Sort of like the English Kings who called parliaments in order to get a veneer of legitimacy for what they were going to do anyway.
And I qualified leadership: its importance is that it brings together a coalition. Successful governance requires ideas married to that leadership. But successful ideas without leadership aren't going anywhere.
On Germany:
Actually, Bismarckian Germany was extremely democratic...almost too much so at times. Bismarck really wasn't able to force through any of his own agendas (most of the time, this is a good thing...personally, I'm glad the Kulturkampf didn't work). He basically was dealing with interests groups gone crazy. Unlike Wilhelm II, however, he was able to redirect them to government channels (proper parli-pro type stuff), albeit in a gruff manner. This is why naval spending and colonial expansion were moderated under Bismarck. Despite the power of these interests, they HAD to form coalitions and go through the Reichstag to get things achieved. Basically, it's like a system of checks and balances with interests, the Reichstag, and the Chancellor, but since it wasn't actually written into the constitution of Imperial Germany (just a practice), things went to hell in a hand basket when the man who forced a dialogue b/w interests, the Reichstag, and the Exec was fired.

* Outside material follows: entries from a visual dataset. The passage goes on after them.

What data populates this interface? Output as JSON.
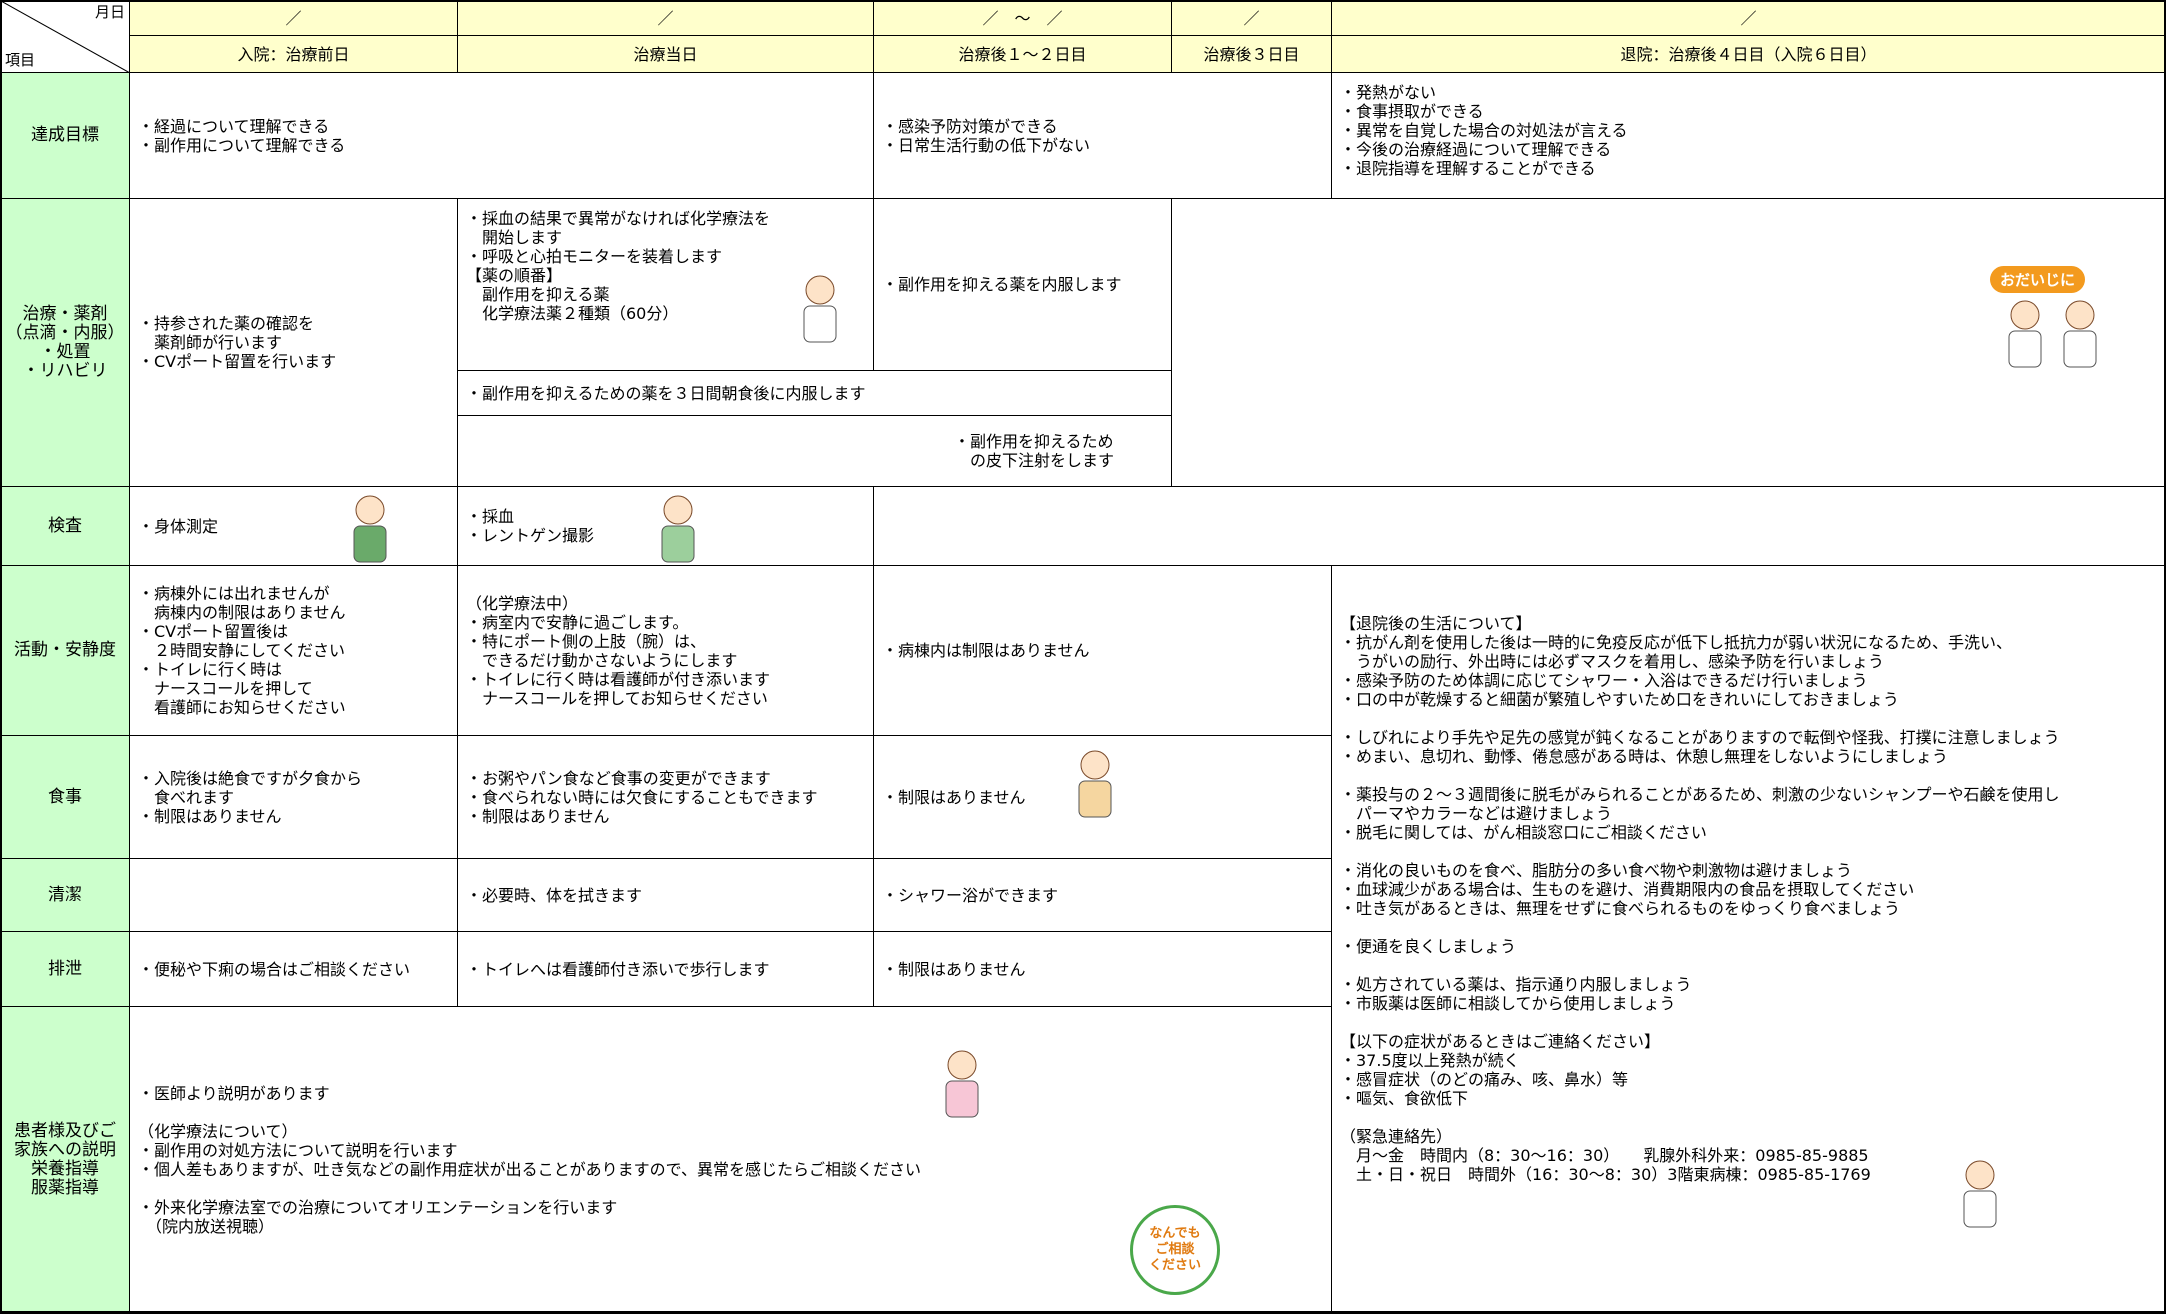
{
  "header": {
    "month_day": "月日",
    "item": "項目",
    "dates": [
      "／",
      "／",
      "／　〜　／",
      "／",
      "／"
    ],
    "phases": [
      "入院：治療前日",
      "治療当日",
      "治療後１〜２日目",
      "治療後３日目",
      "退院：治療後４日目（入院６日目）"
    ]
  },
  "rows": [
    {
      "label": [
        "達成目標"
      ]
    },
    {
      "label": [
        "治療・薬剤",
        "（点滴・内服）",
        "・処置",
        "・リハビリ"
      ]
    },
    {
      "label": [
        "検査"
      ]
    },
    {
      "label": [
        "活動・安静度"
      ]
    },
    {
      "label": [
        "食事"
      ]
    },
    {
      "label": [
        "清潔"
      ]
    },
    {
      "label": [
        "排泄"
      ]
    },
    {
      "label": [
        "患者様及びご",
        "家族への説明",
        "栄養指導",
        "服薬指導"
      ]
    }
  ],
  "cells": [
    {
      "blocks": [
        [
          "・経過について理解できる",
          "・副作用について理解できる"
        ]
      ]
    },
    {
      "blocks": [
        [
          "・感染予防対策ができる",
          "・日常生活行動の低下がない"
        ]
      ]
    },
    {
      "blocks": [
        [
          "・発熱がない",
          "・食事摂取ができる",
          "・異常を自覚した場合の対処法が言える",
          "・今後の治療経過について理解できる",
          "・退院指導を理解することができる"
        ]
      ]
    },
    {
      "blocks": [
        [
          "・持参された薬の確認を",
          "　薬剤師が行います",
          "・CVポート留置を行います"
        ]
      ]
    },
    {
      "blocks": [
        [
          "・採血の結果で異常がなければ化学療法を",
          "　開始します",
          "・呼吸と心拍モニターを装着します",
          "【薬の順番】",
          "　副作用を抑える薬",
          "　化学療法薬２種類（60分）"
        ]
      ]
    },
    {
      "blocks": [
        [
          "・副作用を抑える薬を内服します"
        ]
      ]
    },
    {
      "blocks": [
        [
          "・副作用を抑えるための薬を３日間朝食後に内服します"
        ]
      ]
    },
    {
      "blocks": [
        [
          "・副作用を抑えるため",
          "　の皮下注射をします"
        ]
      ]
    },
    {
      "blocks": [
        [
          "・身体測定"
        ]
      ]
    },
    {
      "blocks": [
        [
          "・採血",
          "・レントゲン撮影"
        ]
      ]
    },
    {
      "blocks": [
        [
          "・病棟外には出れませんが",
          "　病棟内の制限はありません",
          "・CVポート留置後は",
          "　２時間安静にしてください",
          "・トイレに行く時は",
          "　ナースコールを押して",
          "　看護師にお知らせください"
        ]
      ]
    },
    {
      "blocks": [
        [
          "（化学療法中）",
          "・病室内で安静に過ごします。",
          "・特にポート側の上肢（腕）は、",
          "　できるだけ動かさないようにします",
          "・トイレに行く時は看護師が付き添います",
          "　ナースコールを押してお知らせください"
        ]
      ]
    },
    {
      "blocks": [
        [
          "・病棟内は制限はありません"
        ]
      ]
    },
    {
      "blocks": [
        [
          "【退院後の生活について】",
          "・抗がん剤を使用した後は一時的に免疫反応が低下し抵抗力が弱い状況になるため、手洗い、",
          "　うがいの励行、外出時には必ずマスクを着用し、感染予防を行いましょう",
          "・感染予防のため体調に応じてシャワー・入浴はできるだけ行いましょう",
          "・口の中が乾燥すると細菌が繁殖しやすいため口をきれいにしておきましょう"
        ],
        [
          "・しびれにより手先や足先の感覚が鈍くなることがありますので転倒や怪我、打撲に注意しましょう",
          "・めまい、息切れ、動悸、倦怠感がある時は、休憩し無理をしないようにしましょう"
        ],
        [
          "・薬投与の２〜３週間後に脱毛がみられることがあるため、刺激の少ないシャンプーや石鹸を使用し",
          "　パーマやカラーなどは避けましょう",
          "・脱毛に関しては、がん相談窓口にご相談ください"
        ],
        [
          "・消化の良いものを食べ、脂肪分の多い食べ物や刺激物は避けましょう",
          "・血球減少がある場合は、生ものを避け、消費期限内の食品を摂取してください",
          "・吐き気があるときは、無理をせずに食べられるものをゆっくり食べましょう"
        ],
        [
          "・便通を良くしましょう"
        ],
        [
          "・処方されている薬は、指示通り内服しましょう",
          "・市販薬は医師に相談してから使用しましょう"
        ],
        [
          "【以下の症状があるときはご連絡ください】",
          "・37.5度以上発熱が続く",
          "・感冒症状（のどの痛み、咳、鼻水）等",
          "・嘔気、食欲低下"
        ],
        [
          "（緊急連絡先）",
          "　月〜金　時間内（8：30〜16：30）　　乳腺外科外来：0985-85-9885",
          "　土・日・祝日　時間外（16：30〜8：30）3階東病棟：0985-85-1769"
        ]
      ]
    },
    {
      "blocks": [
        [
          "・入院後は絶食ですが夕食から",
          "　食べれます",
          "・制限はありません"
        ]
      ]
    },
    {
      "blocks": [
        [
          "・お粥やパン食など食事の変更ができます",
          "・食べられない時には欠食にすることもできます",
          "・制限はありません"
        ]
      ]
    },
    {
      "blocks": [
        [
          "・制限はありません"
        ]
      ]
    },
    {
      "blocks": [
        [
          "・必要時、体を拭きます"
        ]
      ]
    },
    {
      "blocks": [
        [
          "・シャワー浴ができます"
        ]
      ]
    },
    {
      "blocks": [
        [
          "・便秘や下痢の場合はご相談ください"
        ]
      ]
    },
    {
      "blocks": [
        [
          "・トイレへは看護師付き添いで歩行します"
        ]
      ]
    },
    {
      "blocks": [
        [
          "・制限はありません"
        ]
      ]
    },
    {
      "blocks": [
        [
          "・医師より説明があります"
        ],
        [
          "（化学療法について）",
          "・副作用の対処方法について説明を行います",
          "・個人差もありますが、吐き気などの副作用症状が出ることがありますので、異常を感じたらご相談ください"
        ],
        [
          "・外来化学療法室での治療についてオリエンテーションを行います",
          "　（院内放送視聴）"
        ]
      ]
    }
  ],
  "badges": {
    "odaijini": "おだいじに",
    "soudan": [
      "なんでも",
      "ご相談",
      "ください"
    ]
  }
}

Wilhelm II's reign WAS an autocracy, although what happened was more people enacting policies and procedures against government policy in order to win his favor, regardless of whether or not he ordered it. Similar arguments have been made about Hitler, but I really think, as much of a moron as Wilhelm II was, the comparison with Hitler is a bit weak. Anyhoo, in Wilhelmine Germany, it was a "Hey I scratched your back without you asking, can you scratch mine now without me having to ask special permission from the penny-penchers, the socialists, the conservatives, and the liberals in the Reichstag?"
With Leadership:
I know you qualified it, Matt. I wasn't suggesting the Repubs would fall into such a trap, nor was I referencing totalitarian regimes (I really hope no one made that jump...I hate such comparisons). I was making a subtle jab at my own Dems from earlier this year (although this is now beginning to remedy itself a bit...not all good, but ideas are now there).